Hoje não choveu e a estrada começou a secar. As poças escorregadias começaram a deixar apenas o rastro de pneus pesados. Decidi sair no final da tarde. Pela manhã, o horário costumeiro das minhas saídas do Recordatório foi ocupado por uma aula on-line. Peguei meus equipamentos, câmera, autorizações de imagem, polaroide, e fui andando no outro sentido que o tomado no dia anterior. O sol agora estava suave e se encaminhava para detrás da Pedra do Talhado. Parei na casa do Seu Otávio, um dos moradores mais antigos do Riacho das Pedras. Ao me aproximar, os cachorros avisaram a chegada de alguém desconhecido. Seu Otávio estava sentado na varanda enquanto um senhor de meia-idade lhe cortava os cabelos. Ele ficou meio tímido com a minha chegada, mas me fez convite para entrar sem cerimônia. Fui entrando devagar e logo sua filha me recebeu na porta, feliz com a minha chegada: Diana! Há quanto tempo! Como você vai? E seus filhos? E me convidou para tomar assento em pequena varanda. Suliane, a filha do Seu Otávio, é mãe de três garotos que costumavam brincar com minha filha mais nova. Durante a construção da nossa casa, ficamos ainda mais próximos, mas com o passar dos anos nos afastamos um pouco. Sua mãe, Dona Adalgiza, também veio me cumprimentar e nos sentamos na varanda.
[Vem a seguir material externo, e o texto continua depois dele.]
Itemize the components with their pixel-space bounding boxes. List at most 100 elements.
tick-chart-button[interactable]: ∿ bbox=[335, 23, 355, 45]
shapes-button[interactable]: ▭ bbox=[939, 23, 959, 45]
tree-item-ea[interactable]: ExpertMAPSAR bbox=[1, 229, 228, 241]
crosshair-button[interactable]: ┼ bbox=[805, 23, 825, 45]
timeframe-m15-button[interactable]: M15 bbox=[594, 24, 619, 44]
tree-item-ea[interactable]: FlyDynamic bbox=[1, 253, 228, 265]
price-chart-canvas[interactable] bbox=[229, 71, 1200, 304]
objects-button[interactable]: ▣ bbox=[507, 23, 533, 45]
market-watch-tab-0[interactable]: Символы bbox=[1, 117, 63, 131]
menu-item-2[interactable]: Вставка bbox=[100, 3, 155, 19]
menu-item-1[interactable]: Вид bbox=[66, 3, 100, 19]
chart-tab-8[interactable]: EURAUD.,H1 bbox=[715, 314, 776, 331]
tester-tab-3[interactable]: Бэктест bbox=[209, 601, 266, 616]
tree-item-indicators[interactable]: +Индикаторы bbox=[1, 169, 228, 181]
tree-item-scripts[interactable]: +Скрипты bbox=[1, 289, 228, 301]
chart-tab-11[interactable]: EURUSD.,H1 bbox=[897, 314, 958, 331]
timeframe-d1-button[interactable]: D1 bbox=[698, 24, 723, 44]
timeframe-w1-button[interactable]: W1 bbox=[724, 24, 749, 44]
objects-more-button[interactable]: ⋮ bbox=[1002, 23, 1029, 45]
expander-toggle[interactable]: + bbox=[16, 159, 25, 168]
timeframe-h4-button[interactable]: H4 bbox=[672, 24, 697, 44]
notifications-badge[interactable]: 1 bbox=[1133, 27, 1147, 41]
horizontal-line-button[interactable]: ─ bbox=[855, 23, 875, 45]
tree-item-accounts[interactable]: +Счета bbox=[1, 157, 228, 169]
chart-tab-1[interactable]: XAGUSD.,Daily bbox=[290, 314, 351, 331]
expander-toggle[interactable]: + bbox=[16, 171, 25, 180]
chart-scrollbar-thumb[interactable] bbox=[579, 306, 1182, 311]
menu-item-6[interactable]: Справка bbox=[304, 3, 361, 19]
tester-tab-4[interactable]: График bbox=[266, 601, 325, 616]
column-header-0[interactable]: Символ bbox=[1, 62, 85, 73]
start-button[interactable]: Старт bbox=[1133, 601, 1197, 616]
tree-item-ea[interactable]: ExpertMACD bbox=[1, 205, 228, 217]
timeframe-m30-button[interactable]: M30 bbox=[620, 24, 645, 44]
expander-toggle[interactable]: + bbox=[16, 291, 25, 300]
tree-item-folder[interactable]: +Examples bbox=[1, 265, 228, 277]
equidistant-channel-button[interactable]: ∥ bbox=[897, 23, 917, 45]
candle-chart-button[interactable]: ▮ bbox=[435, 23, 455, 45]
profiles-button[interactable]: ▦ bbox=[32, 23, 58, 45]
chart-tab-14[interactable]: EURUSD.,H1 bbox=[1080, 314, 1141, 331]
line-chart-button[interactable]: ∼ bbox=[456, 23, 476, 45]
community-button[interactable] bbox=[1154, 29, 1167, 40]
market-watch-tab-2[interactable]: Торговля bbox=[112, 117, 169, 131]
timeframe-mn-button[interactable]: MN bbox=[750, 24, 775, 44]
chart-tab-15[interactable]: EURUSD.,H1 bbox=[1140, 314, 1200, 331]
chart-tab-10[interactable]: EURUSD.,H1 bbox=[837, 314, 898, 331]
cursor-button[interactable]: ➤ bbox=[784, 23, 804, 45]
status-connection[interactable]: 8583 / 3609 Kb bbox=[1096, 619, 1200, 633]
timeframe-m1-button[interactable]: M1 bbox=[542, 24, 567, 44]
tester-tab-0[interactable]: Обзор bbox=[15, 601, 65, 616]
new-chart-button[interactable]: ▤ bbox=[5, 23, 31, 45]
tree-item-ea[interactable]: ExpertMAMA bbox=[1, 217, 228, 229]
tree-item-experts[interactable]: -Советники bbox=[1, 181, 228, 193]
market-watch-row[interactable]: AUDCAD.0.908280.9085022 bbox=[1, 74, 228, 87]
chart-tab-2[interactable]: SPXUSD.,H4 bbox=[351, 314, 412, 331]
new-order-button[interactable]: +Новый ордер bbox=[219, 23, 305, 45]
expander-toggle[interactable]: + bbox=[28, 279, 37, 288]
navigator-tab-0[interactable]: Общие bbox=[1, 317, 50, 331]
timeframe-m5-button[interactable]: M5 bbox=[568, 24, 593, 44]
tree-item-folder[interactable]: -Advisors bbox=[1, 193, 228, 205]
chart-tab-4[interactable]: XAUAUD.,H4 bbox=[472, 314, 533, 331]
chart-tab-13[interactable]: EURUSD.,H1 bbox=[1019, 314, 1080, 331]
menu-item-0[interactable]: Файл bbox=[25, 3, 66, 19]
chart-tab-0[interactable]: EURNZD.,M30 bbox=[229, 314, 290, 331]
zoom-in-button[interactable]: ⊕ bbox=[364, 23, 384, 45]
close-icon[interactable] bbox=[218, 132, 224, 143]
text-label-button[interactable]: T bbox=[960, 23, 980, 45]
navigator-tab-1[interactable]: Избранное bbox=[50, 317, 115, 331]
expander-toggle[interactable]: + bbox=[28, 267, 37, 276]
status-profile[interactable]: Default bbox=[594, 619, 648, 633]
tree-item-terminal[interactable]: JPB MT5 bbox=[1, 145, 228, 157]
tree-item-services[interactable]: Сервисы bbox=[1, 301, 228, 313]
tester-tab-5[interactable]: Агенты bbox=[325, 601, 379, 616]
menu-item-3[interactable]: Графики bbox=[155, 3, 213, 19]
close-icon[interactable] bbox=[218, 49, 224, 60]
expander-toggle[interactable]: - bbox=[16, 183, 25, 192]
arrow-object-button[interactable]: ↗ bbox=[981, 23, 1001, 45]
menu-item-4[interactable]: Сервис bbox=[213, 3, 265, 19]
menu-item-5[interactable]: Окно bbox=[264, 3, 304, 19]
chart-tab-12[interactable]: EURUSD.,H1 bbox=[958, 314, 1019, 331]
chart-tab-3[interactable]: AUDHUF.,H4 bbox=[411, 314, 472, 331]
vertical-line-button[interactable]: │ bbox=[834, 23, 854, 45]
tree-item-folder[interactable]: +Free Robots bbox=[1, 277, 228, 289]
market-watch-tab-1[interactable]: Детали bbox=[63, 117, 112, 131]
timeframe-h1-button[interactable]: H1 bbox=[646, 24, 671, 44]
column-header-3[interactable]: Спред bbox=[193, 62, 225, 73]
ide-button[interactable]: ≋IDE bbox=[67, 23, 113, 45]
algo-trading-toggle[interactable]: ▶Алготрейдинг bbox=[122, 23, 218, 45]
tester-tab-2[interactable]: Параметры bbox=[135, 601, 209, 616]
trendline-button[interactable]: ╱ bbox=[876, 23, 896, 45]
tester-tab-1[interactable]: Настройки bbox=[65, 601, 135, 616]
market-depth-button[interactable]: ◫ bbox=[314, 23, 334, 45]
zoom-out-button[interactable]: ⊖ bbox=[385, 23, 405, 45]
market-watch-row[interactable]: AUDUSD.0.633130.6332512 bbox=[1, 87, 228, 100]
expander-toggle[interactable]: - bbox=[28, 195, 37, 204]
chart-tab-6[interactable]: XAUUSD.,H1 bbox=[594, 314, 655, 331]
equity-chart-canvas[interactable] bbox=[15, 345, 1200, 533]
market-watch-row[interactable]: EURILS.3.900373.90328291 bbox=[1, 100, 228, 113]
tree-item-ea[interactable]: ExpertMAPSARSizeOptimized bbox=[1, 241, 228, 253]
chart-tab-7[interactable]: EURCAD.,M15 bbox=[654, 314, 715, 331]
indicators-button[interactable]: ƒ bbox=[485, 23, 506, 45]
Depois de dar notícias sobre a minha família, disse qual o era o motivo de minha visita. Eu estava procurando fotografias antigas e gostaria de ver as que a Dona Adalgiza tinha. Ela sorriu e disse que a fotografia mais antiga que tinha em casa é um retrato dos seus pais e ela estava ali na parede. Ela ainda acrescentou que já tinha aquela imagem havia muito tempo e que tinha muito apreço. Se levantou devagar e foi buscar o quadro. Quando ela retornou, trouxe-me uma fotopintura. Seus pais pareciam jovens na imagem e vi que tinham muita semelhança física com sua filha, Adalgiza.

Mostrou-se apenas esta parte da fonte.